Almost secretly, with the information modestly tucked away in the margins of the news, the justice ministry has extended by a year the strict limitations imposed on Mordechai Vanunu. The extension was affirmed last week by the Supreme Court. Thus, the justice ministry once again responded without hesitation to a request by the defense ministry. Vanunu served out his entire sentence - 18 years in prison. He did so after a district court convicted him of aggravated espionage and treason in the wake of the Sunday Times reports in 1986 about the secrets he provided the newspaper regarding Israel's nuclear option.

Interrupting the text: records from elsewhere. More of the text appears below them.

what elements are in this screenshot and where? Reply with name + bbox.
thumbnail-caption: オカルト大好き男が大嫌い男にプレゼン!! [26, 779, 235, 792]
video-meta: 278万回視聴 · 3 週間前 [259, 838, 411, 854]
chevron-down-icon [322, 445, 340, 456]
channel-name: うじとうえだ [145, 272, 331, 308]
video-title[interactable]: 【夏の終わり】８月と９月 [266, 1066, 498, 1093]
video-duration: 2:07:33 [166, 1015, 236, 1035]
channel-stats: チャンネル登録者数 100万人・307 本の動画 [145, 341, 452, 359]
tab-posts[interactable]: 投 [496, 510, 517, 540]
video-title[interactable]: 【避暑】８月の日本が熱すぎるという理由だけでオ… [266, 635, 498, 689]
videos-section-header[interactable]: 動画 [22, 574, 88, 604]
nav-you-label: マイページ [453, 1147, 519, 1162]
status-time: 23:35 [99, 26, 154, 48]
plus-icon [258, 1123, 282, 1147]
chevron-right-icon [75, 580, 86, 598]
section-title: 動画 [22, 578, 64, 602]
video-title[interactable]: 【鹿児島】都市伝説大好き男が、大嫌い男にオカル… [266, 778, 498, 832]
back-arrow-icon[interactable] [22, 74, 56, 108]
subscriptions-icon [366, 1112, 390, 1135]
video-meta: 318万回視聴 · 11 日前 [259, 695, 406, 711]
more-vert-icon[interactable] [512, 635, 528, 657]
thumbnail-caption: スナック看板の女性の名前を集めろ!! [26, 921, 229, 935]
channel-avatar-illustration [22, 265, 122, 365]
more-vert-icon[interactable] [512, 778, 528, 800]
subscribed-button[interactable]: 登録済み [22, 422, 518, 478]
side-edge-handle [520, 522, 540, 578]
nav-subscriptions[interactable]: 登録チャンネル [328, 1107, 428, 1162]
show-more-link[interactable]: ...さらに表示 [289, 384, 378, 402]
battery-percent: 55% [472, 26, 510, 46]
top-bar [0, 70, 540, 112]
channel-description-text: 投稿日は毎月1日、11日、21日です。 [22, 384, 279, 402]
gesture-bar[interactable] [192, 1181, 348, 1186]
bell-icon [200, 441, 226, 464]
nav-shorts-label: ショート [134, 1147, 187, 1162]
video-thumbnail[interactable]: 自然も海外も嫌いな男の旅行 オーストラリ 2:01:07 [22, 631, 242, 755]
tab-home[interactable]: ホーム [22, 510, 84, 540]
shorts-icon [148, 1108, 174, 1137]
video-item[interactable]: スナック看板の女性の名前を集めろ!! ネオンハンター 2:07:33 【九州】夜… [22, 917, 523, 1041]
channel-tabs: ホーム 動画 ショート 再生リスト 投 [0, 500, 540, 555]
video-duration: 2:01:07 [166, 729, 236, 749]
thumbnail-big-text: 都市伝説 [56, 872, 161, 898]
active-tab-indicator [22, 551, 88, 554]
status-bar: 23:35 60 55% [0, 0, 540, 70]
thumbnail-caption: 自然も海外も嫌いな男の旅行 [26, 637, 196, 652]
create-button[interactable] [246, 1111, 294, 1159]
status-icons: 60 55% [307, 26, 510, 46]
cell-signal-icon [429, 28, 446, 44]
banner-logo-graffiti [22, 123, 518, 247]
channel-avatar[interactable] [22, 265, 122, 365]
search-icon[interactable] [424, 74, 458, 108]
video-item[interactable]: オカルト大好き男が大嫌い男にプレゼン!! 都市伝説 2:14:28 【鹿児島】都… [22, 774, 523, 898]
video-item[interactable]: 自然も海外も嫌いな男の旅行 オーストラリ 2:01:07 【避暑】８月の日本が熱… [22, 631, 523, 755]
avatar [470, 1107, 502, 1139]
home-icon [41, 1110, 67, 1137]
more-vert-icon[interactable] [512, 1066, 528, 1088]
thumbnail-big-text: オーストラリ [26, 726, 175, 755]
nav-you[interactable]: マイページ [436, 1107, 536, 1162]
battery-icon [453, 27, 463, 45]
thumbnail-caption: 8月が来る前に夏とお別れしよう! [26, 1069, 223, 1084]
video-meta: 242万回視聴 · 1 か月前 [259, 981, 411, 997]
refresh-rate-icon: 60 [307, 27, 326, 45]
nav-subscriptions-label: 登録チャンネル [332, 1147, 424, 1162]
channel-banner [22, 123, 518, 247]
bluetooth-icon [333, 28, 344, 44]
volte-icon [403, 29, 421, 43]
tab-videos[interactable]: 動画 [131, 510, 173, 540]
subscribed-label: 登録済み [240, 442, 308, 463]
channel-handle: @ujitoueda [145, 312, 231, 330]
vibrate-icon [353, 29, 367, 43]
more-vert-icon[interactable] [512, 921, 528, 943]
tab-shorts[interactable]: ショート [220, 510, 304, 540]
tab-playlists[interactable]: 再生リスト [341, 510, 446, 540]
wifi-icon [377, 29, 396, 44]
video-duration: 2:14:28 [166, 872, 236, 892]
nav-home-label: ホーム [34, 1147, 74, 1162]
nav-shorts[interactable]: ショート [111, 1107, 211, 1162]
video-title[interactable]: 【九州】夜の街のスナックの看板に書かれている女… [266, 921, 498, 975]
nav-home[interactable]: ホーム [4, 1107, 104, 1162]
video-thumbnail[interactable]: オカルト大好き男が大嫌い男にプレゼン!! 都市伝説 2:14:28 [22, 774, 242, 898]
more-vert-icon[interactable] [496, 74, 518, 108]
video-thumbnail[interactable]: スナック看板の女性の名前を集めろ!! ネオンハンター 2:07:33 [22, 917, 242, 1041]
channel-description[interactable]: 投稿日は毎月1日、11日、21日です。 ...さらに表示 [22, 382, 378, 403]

Vanunu was one of the very few prisoners in Israeli history whose sentence was not reduced for good behavior, nor was he given a single day's furlough. For many years, he was imprisoned in solitary confinement, which nearly drove him insane. Two years ago, he was released and asked to leave Israel.

That's when the vengeful machinery of the defense establishment - Defense Minister Shaul Mofaz, the Shin Bet, and Yehiel Horev, head of security for the defense establishment - went into action. They imposed a series of limitations on Vanunu, restricting his freedom of movement and his right to social contacts. The worst of these restrictions is the ban on him leaving Israel.

The state claims that Vanunu remains a tangible risk to its security. That is a baseless argument, worrisome, immoral and unjust. It is baseless because Vanunu stopped working at the Dimona nuclear reactor more than 20 years ago and it is reasonable to assume that the reactor and Israel's nuclear policies have undergone technological changes that outdate his knowledge; and if not, then the fact that the state of Israel is not working on improving its nuclear capabilities should be a cause for real concern. In any case, Vanunu speaks about what the world already knows and continues to know: Israel is a nuclear power.